Quadro Negro: DELATOR DETALHA O ENVOLVIMENTO DE RICHA E DA CÚPULA POLÍTICA DO PARANÁ EM DESVIO DE ESCOLAS

Em depoimento a Justiça Estadual, empreiteiro diz que fraude na Educação passaria de R$ 20 milhões durante governo Beto Richa. Esquema teria envolvido, dentre outros, Valdir Rossoni, Plauto Miró e Ademar Traiano, atual presidente da Assembleia Legislativa do Estado, segundo o delator Eduardo Lopes de Souza.

O dono da Valor Construtora, Eduardo Lopes de Souza, voltou a detalhar o envolvimento da cúpula política do Paraná nos desvios apurados pela Operação Quadro Negro.

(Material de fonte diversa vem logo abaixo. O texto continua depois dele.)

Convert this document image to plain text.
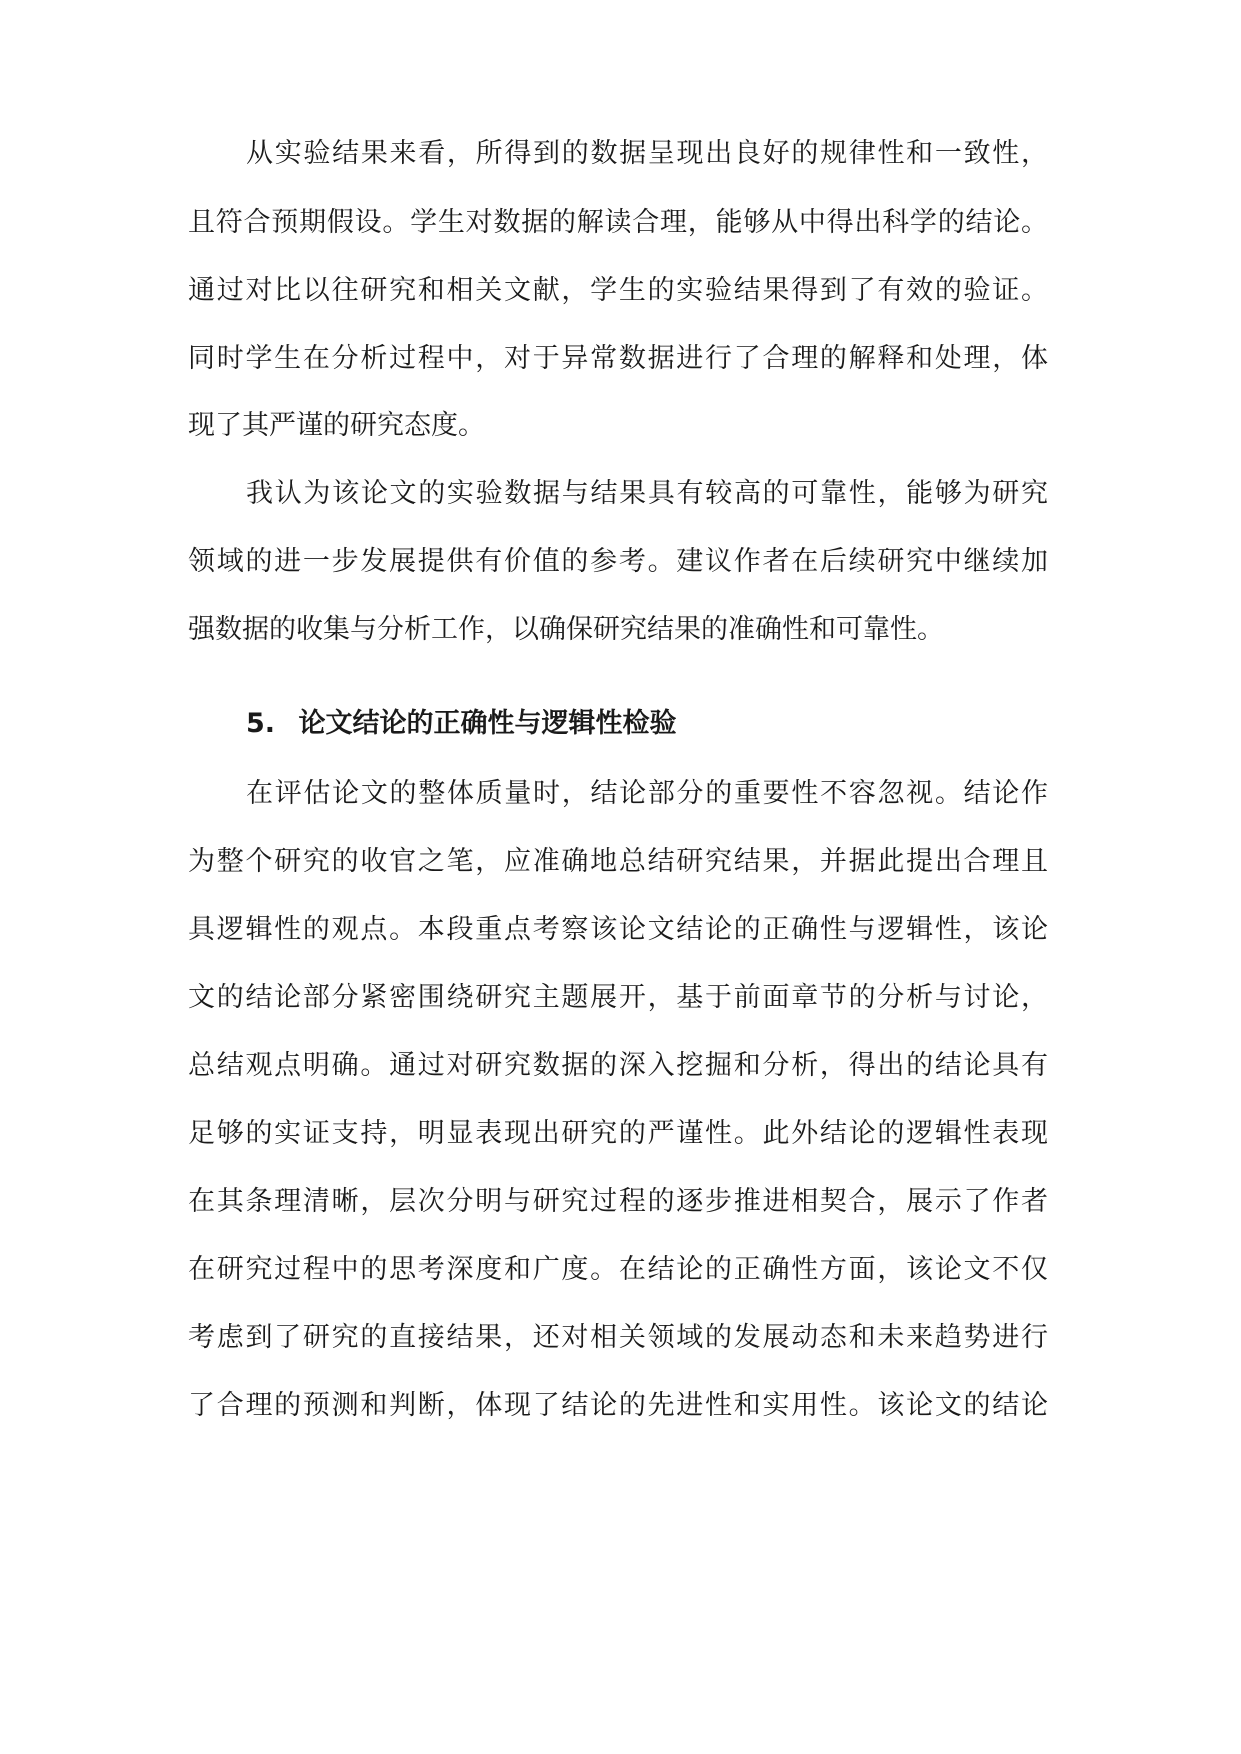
从实验结果来看，所得到的数据呈现出良好的规律性和一致性，
且符合预期假设。学生对数据的解读合理，能够从中得出科学的结论。
通过对比以往研究和相关文献，学生的实验结果得到了有效的验证。
同时学生在分析过程中，对于异常数据进行了合理的解释和处理，体
现了其严谨的研究态度。
我认为该论文的实验数据与结果具有较高的可靠性，能够为研究
领域的进一步发展提供有价值的参考。建议作者在后续研究中继续加
强数据的收集与分析工作，以确保研究结果的准确性和可靠性。
5. 论文结论的正确性与逻辑性检验
在评估论文的整体质量时，结论部分的重要性不容忽视。结论作
为整个研究的收官之笔，应准确地总结研究结果，并据此提出合理且
具逻辑性的观点。本段重点考察该论文结论的正确性与逻辑性，该论
文的结论部分紧密围绕研究主题展开，基于前面章节的分析与讨论，
总结观点明确。通过对研究数据的深入挖掘和分析，得出的结论具有
足够的实证支持，明显表现出研究的严谨性。此外结论的逻辑性表现
在其条理清晰，层次分明与研究过程的逐步推进相契合，展示了作者
在研究过程中的思考深度和广度。在结论的正确性方面，该论文不仅
考虑到了研究的直接结果，还对相关领域的发展动态和未来趋势进行
了合理的预测和判断，体现了结论的先进性和实用性。该论文的结论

Em novo depoimento à Justiça − agora não mais na condição de réu −, o delator mencionou o deputado federal Valdir Rossoni (PSDB), ex-chefe da Casa Civil de Beto Richa (PSDB); os estaduais Ademar Traiano (PSDB), presidente da Assembleia Legislativa do Paraná, Plauto Miró (DEM), primeiro-secretário da Casa, e Tiago Amaral (PSB); e o presidente do Tribunal de Contas do Paraná (TCE-PR), conselheiro Durval Amaral, que é pai de Tiago.

O vídeo com o depoimento de Lopes de Souza foi divulgado na noite desta segunda-feira (14), pela RPC TV. Veja o que disse o delator sobre cada um dos políticos.

Deputado Federal Valdir Rossoni (PSDB)

Lopes de Souza reafirmou que conheceu Rossoni em 2011, em Bituruna, reduto eleitoral do deputado.

A Valor Construtora venceu licitações para realização de obras na cidade.

Em todos os casos, a Valor venceu sem concorrência e cobrando o preço máximo.

Em contrapartida, a empresa teria feito um pagamento de 10% do valor a Rossoni – o equivalente a R$ 460 mil.

A defesa de Rossoni disse que o delator falta com a verdade.

Deputado Estadual Ademar Traiano (PSDB)

O delator relatou que fez quatro pagamentos de R$ 100 mil a Traiano, em dinheiro vivo, para a campanha de 2014.

Segundo ele, as entregas de propina ocorreram nos seguintes locais: duas na sala da liderança do governo na Assembleia, outra na sala da presidência da Assembleia Legislativa e outra na casa de Traiano.

O parlamentar disse que assegura a lisura de suas ações e que a Justiça deve agir na plenitude de suas competências.

Ademar Traiano é o presidente da Assembleia Legislativa do Estado.

Traiano teria pedido mais dinheiro, quando recebeu a priemira parcela de R$ 100 mil, segundo depoimento do delator na Justiça Estadual.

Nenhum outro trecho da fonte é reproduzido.